In some cases, family therapy may be ordered by the legal system. Adolescents in trouble with the law may be ordered into family therapy rather than serving jail time, for instance. Violent or abusive parents are sometimes spared jail if they enter family therapy. Divorcing couples may also be required to attend family therapy.

How does family therapy work?

Family therapy often brings entire families together in therapy sessions. However, family members may also see a family therapist individually. Family therapy can even include nonfamily members, such as teachers, other health care providers or representatives of social services agencies.

Working with a family therapist, you and your family will examine your family's ability to solve problems and express thoughts and emotions. You may explore family roles, rules and behavior patterns in order to spot issues that contribute to conflict. Family therapy may help you identify your family's strengths, such as caring for one another, and weaknesses, such as an inability to confide in one other.
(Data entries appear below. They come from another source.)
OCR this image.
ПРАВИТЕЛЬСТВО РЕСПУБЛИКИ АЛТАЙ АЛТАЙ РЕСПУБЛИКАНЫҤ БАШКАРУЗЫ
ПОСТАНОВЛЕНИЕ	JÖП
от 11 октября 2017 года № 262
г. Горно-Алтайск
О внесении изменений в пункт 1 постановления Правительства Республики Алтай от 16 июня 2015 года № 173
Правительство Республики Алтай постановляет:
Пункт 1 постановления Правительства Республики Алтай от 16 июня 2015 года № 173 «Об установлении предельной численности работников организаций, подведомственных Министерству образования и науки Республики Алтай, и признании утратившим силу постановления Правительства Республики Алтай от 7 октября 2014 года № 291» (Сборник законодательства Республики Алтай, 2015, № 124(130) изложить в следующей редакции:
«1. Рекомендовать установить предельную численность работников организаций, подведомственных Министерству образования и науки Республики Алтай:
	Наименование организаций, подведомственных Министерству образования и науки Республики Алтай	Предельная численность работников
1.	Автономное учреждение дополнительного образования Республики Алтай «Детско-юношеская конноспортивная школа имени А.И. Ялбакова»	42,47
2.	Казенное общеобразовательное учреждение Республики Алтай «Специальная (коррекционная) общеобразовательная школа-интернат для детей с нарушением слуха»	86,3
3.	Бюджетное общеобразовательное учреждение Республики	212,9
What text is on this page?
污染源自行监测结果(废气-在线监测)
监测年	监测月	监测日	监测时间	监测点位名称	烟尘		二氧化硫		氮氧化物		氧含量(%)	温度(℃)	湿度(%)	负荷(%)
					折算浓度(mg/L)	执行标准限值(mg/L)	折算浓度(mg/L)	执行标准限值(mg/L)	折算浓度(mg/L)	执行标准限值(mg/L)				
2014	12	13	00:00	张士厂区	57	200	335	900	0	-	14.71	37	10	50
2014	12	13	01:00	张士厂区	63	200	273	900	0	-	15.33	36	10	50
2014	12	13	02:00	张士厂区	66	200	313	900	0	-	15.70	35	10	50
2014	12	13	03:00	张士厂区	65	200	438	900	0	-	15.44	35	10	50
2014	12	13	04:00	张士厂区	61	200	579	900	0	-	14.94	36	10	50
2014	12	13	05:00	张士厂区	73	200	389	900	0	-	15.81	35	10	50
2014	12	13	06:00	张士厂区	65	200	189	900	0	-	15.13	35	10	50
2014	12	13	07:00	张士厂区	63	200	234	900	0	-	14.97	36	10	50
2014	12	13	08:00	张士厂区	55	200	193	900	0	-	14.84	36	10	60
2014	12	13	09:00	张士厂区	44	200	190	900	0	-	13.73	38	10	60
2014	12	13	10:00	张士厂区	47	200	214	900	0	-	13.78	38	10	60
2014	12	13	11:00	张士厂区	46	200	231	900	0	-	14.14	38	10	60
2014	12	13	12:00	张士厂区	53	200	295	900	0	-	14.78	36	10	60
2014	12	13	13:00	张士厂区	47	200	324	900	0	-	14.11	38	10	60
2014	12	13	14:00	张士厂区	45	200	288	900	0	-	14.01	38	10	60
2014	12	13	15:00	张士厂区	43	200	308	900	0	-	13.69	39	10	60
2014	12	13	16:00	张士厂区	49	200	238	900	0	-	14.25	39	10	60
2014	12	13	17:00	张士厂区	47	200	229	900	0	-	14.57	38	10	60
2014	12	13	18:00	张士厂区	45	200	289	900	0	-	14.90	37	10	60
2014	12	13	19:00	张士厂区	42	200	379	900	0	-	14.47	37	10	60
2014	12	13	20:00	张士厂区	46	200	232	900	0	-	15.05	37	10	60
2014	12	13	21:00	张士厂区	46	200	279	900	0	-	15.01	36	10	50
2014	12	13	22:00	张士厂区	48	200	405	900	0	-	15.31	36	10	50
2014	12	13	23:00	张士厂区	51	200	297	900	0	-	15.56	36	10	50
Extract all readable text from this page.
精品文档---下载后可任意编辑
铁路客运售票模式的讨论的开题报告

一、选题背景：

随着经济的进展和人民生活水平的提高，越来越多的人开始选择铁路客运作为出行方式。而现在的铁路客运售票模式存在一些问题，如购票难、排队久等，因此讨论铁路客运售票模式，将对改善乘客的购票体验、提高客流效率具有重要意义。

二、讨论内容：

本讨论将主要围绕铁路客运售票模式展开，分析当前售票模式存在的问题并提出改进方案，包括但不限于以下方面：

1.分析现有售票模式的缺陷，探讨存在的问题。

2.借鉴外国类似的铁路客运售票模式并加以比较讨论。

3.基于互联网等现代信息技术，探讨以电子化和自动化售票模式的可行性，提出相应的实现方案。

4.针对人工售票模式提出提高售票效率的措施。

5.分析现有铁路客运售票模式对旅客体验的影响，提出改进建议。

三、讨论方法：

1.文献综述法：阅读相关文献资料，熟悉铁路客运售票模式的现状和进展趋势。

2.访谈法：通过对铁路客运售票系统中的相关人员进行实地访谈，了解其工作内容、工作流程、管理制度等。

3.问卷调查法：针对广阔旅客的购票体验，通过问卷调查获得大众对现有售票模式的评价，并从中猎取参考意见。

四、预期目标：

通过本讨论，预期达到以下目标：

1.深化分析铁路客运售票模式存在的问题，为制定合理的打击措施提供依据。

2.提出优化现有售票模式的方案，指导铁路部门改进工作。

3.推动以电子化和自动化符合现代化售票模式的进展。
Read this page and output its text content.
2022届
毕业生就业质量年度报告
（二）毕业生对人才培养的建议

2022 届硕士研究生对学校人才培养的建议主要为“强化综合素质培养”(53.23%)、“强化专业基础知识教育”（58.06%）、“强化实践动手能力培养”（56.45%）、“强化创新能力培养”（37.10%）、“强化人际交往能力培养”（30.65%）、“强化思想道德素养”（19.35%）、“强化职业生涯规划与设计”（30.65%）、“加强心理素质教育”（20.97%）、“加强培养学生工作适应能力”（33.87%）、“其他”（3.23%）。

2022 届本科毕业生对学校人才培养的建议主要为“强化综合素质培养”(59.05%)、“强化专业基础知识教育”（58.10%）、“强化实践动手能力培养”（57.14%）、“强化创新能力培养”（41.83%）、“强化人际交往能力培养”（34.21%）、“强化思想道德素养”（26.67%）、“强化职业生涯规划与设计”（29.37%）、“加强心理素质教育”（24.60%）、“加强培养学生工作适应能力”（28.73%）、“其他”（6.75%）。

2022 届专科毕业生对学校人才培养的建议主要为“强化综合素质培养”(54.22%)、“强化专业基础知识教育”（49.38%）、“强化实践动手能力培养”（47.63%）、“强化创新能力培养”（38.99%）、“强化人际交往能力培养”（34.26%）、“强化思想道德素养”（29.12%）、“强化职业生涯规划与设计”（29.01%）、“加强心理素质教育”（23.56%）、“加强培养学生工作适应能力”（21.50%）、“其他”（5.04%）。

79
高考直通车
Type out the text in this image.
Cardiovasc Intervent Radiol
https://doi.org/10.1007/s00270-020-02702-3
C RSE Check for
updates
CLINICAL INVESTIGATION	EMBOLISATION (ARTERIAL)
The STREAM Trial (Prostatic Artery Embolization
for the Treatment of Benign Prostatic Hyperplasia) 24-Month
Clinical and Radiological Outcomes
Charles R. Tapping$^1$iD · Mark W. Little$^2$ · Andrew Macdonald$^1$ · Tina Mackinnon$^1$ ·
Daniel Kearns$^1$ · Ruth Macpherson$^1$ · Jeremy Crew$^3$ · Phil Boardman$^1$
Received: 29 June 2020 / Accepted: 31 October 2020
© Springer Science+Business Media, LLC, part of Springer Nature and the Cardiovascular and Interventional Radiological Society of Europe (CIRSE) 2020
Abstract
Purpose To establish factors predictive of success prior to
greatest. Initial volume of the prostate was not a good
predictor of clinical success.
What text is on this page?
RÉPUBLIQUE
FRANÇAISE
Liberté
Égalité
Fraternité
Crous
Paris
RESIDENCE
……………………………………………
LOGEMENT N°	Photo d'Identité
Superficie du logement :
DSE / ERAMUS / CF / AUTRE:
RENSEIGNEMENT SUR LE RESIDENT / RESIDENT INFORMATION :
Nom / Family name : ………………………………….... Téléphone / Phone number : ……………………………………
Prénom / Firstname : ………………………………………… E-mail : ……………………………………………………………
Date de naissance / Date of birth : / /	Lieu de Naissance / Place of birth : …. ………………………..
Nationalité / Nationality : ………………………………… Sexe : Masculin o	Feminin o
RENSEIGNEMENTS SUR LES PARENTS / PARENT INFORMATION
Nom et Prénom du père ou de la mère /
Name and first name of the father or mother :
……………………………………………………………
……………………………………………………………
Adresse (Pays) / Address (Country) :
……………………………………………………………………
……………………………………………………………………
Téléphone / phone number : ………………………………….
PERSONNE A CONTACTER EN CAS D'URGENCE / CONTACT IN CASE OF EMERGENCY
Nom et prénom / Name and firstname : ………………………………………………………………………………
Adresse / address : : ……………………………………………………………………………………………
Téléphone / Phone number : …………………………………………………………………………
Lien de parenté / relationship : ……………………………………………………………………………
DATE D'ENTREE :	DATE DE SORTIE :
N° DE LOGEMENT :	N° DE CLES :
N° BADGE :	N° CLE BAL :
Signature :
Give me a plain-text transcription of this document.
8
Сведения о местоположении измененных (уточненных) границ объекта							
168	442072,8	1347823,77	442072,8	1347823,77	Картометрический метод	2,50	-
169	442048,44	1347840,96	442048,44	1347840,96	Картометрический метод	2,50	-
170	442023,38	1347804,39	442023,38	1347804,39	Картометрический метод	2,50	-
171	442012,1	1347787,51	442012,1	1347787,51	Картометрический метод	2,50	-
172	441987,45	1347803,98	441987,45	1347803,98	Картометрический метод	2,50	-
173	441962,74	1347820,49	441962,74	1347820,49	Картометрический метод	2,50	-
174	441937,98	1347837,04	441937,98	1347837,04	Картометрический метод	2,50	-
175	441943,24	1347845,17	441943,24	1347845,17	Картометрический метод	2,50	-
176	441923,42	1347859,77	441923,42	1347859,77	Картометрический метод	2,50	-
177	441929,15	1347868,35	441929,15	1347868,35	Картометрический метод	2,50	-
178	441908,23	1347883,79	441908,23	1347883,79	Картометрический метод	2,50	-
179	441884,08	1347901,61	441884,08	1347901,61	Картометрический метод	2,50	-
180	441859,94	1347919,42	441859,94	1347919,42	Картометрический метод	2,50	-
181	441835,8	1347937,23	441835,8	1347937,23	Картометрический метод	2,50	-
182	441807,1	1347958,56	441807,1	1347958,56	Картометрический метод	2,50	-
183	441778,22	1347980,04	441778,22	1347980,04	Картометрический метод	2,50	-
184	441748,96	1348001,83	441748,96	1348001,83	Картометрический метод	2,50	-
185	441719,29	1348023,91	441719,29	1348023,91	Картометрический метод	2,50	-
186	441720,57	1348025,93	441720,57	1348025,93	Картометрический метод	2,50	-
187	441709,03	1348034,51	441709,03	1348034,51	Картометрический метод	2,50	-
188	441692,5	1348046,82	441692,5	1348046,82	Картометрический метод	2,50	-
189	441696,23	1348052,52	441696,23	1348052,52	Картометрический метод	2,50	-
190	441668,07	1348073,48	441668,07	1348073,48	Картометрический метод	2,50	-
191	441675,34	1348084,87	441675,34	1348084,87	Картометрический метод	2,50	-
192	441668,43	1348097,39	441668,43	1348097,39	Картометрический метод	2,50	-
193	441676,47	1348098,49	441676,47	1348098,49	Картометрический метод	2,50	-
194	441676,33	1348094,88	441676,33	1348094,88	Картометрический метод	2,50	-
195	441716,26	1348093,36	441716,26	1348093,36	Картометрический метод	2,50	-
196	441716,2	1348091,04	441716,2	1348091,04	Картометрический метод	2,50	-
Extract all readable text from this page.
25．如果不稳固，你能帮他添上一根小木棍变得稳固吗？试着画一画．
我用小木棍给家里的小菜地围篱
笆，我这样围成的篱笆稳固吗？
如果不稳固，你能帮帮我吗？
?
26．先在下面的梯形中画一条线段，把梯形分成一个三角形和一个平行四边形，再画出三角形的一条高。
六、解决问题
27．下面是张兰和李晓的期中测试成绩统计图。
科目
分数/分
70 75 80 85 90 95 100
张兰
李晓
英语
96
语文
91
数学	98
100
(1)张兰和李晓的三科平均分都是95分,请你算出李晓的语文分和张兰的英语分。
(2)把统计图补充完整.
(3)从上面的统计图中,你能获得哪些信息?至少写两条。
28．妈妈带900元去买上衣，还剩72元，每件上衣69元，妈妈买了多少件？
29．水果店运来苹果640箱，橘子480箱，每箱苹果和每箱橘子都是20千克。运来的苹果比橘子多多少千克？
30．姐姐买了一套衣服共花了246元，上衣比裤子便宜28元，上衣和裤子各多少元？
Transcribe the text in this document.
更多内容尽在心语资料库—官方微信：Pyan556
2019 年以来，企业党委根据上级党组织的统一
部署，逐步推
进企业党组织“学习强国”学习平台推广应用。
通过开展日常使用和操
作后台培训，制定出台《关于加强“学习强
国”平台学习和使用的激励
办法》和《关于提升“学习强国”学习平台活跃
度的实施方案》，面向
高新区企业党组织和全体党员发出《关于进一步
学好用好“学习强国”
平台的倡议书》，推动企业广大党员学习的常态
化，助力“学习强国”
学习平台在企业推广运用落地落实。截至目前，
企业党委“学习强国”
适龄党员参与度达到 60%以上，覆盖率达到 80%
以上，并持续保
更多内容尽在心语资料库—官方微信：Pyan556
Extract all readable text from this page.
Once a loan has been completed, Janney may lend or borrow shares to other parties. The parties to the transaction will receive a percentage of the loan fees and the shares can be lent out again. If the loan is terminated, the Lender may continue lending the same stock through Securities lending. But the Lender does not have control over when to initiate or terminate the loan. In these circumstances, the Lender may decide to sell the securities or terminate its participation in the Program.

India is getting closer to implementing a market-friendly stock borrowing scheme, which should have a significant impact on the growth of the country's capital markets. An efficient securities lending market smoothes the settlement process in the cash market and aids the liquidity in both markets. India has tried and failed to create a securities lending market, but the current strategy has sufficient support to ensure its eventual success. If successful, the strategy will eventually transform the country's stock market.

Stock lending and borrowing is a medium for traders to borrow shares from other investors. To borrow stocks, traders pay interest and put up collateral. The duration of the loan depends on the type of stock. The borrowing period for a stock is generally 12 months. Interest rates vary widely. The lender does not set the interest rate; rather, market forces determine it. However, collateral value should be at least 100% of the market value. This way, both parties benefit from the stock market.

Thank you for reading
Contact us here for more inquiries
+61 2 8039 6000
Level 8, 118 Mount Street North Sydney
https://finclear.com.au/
For example, say that your adult son has depression. Your family may not understand the roots of his depression or how best to offer help. Although you're worried about your son's health, you have such deep-seated family conflicts that conversations ultimately erupt into arguments. You're left with hurt feelings, decisions go unmade, and the rift grows wider.

Family therapy can help you pinpoint your specific concerns and assess how your family is handling them. Guided by your therapist, you'll learn new ways to interact and overcome old problems. You'll set individual and family goals and work on ways to achieve them. In the end, your son may be better equipped to cope with his depression, you'll understand his needs better, and you, your partner and your son may all get along better.

How do you choose a family therapist?

Like other psychotherapists, family therapists are licensed mental health professionals. Although different states have different licensing or credentialing requirements, most states require advanced training, including a master's or doctoral degree, graduate training in marriage and family therapy, and training under the supervision of other experts. Many marriage and family therapists opt to become credentialed by the American Association for Marriage and Family Therapy (AAMFT), which sets specific eligibility criteria.

Most family therapists work in private practice. But they may also work in clinics, mental health centers, hospitals and government agencies.

Ask your primary care doctor for a referral to a marriage or family therapist. Family and friends also may give you recommendations based on their experiences. Your health insurer, employee assistance program, clergy, or state or local agencies also may offer recommendations. You can also look in the phone book.

What questions should you ask when choosing a family therapist?

Before choosing a family therapist, you can ask lots of questions to see if he or she is the right fit for your family. Consider asking questions like these:

  • Are you a clinical member of the AAMFT or licensed by the state, or both?
  • What is your educational and training background?
  • What is your experience with my type of problem?
  • How much do you charge?
  • Are your services covered by my health insurance?
  • Where is your office, and what are your hours?
  • How long is each session?
  • How often are sessions scheduled?
  • How many sessions should I expect to have?
  • What is your policy on canceled sessions?
  • How can I contact you if I have an emergency?

Starting therapy with a family therapist can be one of the best things you do when your family is torn apart. You can heal emotional wounds, come to understand one another better and restore a sense of harmony you may not have felt for a long time.